Tandis Francion songea à se préparer à la départie ; et, après avoir témoigné le regret qu’il avoit de ce qu’il falloit qu’il fût quelque temps séparé de Raymond, il prit le lendemain congé de lui dès le matin, et s’en alla avec tout son • train, qu’il avoit renforcé à l’aide de ce bon ami, et qui consistoit en un valet de chambre, trois laquais et quelque palefrenier.

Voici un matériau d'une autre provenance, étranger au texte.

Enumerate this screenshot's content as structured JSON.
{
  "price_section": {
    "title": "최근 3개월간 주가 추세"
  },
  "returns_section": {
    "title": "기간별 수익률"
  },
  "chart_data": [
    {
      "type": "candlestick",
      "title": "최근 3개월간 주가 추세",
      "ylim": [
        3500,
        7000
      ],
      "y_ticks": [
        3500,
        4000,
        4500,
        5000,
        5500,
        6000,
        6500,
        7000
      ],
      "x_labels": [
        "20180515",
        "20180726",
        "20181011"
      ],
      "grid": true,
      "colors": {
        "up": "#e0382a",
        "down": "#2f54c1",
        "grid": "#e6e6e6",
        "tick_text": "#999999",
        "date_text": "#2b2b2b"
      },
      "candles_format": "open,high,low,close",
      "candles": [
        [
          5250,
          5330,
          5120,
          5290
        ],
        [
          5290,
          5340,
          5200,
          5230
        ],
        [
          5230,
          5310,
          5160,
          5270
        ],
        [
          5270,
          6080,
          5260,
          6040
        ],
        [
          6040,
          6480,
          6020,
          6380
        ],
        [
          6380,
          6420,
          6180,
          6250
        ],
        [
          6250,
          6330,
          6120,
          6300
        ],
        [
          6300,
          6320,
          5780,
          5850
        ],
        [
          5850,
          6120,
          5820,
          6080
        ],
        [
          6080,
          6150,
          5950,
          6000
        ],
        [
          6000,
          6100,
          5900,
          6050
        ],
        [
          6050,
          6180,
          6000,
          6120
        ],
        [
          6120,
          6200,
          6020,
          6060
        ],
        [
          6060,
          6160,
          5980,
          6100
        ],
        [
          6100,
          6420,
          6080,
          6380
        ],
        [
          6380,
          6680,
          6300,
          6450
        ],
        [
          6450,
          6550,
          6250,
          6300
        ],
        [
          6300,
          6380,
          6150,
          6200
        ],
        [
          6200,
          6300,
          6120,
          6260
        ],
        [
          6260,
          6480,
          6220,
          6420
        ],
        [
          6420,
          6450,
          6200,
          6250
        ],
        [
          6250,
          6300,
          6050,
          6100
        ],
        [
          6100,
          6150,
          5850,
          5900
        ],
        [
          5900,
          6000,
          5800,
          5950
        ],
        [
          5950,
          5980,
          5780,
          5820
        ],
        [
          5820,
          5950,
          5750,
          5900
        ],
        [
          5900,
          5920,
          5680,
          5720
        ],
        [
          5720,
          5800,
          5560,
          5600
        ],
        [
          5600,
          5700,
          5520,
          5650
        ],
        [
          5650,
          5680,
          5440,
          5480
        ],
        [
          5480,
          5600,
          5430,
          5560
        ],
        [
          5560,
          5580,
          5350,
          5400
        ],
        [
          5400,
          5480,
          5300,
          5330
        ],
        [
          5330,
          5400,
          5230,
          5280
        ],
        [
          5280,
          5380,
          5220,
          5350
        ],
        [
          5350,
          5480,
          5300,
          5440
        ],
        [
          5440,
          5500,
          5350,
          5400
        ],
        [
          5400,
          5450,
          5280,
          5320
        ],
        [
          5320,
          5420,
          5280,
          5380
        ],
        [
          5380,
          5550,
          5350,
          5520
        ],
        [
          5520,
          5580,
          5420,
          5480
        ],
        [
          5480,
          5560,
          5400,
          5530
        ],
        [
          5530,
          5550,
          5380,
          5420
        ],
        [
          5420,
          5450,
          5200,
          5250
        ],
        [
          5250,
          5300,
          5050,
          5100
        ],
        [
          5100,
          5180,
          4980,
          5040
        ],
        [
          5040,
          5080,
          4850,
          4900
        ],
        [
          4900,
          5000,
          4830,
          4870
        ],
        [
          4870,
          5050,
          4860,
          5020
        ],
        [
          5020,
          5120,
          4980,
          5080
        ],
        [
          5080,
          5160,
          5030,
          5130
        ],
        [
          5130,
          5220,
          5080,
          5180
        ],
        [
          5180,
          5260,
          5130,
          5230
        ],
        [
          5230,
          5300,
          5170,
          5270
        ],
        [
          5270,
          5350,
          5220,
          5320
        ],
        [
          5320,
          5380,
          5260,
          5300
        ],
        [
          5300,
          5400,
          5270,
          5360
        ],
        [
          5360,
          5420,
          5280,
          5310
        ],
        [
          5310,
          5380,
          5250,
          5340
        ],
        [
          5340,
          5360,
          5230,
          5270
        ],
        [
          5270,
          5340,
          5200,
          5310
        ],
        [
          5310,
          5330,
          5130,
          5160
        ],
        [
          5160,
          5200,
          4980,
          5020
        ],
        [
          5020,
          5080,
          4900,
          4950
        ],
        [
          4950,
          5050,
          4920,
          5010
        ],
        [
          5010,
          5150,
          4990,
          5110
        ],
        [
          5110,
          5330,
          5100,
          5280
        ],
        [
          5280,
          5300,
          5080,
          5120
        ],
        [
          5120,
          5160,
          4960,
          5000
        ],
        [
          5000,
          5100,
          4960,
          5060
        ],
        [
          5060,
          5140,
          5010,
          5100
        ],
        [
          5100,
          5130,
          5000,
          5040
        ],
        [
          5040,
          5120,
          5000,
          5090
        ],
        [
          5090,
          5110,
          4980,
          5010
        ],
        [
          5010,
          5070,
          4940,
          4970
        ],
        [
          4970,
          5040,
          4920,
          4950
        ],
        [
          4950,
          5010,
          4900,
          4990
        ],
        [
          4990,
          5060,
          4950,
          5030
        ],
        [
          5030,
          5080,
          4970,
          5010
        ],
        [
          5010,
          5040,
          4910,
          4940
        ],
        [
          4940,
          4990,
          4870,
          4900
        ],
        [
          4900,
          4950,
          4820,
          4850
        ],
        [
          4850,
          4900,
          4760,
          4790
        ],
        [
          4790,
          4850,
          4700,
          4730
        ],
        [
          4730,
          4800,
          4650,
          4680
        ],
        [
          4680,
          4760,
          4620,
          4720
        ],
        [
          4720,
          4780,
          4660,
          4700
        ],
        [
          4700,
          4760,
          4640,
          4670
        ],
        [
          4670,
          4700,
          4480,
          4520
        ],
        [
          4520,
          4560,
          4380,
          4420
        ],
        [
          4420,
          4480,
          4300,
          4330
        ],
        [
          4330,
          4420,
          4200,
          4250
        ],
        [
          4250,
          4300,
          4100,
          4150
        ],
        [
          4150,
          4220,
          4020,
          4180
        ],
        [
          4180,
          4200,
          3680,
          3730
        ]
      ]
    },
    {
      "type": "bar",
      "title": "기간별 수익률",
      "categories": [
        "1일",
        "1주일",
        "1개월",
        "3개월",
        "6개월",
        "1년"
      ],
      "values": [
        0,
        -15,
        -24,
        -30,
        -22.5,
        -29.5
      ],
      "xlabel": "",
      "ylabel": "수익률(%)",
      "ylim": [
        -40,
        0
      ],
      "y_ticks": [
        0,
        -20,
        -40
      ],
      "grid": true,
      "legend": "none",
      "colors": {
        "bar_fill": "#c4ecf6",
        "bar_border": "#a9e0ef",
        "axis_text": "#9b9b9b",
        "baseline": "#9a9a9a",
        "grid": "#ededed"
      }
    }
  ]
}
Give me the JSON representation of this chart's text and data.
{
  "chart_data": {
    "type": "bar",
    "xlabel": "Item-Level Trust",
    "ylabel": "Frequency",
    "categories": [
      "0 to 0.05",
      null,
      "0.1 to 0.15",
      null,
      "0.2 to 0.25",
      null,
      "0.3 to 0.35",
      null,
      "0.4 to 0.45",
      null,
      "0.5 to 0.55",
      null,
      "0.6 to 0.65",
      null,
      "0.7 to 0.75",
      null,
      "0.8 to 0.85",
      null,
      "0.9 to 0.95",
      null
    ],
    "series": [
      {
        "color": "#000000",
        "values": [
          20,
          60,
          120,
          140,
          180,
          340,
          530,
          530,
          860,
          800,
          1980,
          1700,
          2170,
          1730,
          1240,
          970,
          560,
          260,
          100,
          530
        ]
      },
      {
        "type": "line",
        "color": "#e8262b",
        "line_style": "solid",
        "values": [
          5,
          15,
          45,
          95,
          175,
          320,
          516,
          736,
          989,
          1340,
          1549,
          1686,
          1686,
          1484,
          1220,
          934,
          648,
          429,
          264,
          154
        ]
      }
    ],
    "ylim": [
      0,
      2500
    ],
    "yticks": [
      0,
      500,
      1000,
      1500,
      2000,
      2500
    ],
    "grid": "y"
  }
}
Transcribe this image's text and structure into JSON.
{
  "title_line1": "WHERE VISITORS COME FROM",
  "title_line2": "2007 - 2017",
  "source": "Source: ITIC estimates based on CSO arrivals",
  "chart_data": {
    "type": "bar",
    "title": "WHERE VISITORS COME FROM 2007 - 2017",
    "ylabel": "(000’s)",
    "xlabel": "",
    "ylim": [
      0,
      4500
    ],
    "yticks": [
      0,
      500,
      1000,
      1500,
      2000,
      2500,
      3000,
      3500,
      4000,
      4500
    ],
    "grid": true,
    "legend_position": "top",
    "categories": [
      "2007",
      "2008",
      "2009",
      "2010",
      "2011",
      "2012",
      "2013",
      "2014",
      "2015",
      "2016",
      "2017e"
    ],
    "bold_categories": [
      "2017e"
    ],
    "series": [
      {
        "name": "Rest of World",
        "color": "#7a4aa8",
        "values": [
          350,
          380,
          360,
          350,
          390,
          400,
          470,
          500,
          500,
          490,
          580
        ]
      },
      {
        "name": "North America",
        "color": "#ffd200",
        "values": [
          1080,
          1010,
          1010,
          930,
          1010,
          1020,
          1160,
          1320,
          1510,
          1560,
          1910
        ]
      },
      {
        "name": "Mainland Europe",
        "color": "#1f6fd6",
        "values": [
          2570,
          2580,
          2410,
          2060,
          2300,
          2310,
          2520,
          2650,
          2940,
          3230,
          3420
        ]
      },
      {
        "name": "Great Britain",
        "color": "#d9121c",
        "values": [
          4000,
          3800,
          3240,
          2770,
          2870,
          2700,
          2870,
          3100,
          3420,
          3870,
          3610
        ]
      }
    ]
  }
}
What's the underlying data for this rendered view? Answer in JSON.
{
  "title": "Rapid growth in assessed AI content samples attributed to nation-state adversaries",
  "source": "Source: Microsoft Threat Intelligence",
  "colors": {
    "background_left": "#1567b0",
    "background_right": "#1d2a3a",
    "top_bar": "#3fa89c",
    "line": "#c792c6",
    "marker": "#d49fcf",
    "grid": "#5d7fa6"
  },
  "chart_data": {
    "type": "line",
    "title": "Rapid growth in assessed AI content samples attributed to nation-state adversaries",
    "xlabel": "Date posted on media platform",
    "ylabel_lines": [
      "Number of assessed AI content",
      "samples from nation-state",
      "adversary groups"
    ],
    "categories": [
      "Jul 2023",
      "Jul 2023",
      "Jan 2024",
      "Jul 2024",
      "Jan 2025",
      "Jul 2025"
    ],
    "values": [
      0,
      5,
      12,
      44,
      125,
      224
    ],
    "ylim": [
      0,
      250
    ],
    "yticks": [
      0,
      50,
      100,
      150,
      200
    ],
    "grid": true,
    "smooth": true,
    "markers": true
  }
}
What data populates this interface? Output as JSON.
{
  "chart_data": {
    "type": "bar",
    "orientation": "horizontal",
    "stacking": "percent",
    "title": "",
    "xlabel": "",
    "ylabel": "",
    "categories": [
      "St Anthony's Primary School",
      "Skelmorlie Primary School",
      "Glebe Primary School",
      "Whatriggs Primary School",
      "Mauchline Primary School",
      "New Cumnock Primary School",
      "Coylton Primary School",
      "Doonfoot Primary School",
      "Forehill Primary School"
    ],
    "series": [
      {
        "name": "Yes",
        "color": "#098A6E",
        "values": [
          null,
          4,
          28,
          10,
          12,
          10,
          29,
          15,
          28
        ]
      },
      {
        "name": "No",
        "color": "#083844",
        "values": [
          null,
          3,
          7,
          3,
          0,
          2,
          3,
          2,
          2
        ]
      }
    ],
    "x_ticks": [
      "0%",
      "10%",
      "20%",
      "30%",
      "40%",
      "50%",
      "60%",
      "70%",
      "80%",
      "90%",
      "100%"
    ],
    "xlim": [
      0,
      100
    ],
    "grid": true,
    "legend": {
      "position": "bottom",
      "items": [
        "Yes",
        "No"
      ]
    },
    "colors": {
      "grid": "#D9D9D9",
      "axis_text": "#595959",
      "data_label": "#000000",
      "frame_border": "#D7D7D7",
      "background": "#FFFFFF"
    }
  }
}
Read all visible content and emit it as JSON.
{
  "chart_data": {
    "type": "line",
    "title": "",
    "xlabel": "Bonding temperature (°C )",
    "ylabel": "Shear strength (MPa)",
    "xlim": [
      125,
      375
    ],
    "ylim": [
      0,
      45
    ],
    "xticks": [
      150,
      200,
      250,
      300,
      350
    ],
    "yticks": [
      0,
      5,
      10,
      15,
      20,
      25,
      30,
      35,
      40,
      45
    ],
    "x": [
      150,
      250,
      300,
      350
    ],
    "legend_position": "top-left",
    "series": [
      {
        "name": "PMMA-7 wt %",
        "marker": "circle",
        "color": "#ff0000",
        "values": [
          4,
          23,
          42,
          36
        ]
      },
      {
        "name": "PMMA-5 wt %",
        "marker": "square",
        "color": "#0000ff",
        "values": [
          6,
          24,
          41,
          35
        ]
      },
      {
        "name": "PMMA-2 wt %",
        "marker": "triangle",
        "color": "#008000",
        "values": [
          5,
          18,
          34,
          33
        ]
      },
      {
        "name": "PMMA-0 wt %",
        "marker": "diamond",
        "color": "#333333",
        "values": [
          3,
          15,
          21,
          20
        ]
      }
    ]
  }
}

Lorsqu’il arrivoit aux hôtelleries, il n’avoit point d’autre entretien que de contempler le portrait de celle qui étoit cause de son voyage. Quelquefois même, étant sur les champs, il le tiroit de sa pochette, et, en cheminant, ne laissoit pas de le regarder. À toutes heures il lui rendoit hommage, et lui faisoit sacrifice d’un nombre infini de soupirs et de larmes. Le premier jour, il ne lui arriva aucune aventure ; mais, le second, il lui en arriva une qui mérite bien d’être récitée.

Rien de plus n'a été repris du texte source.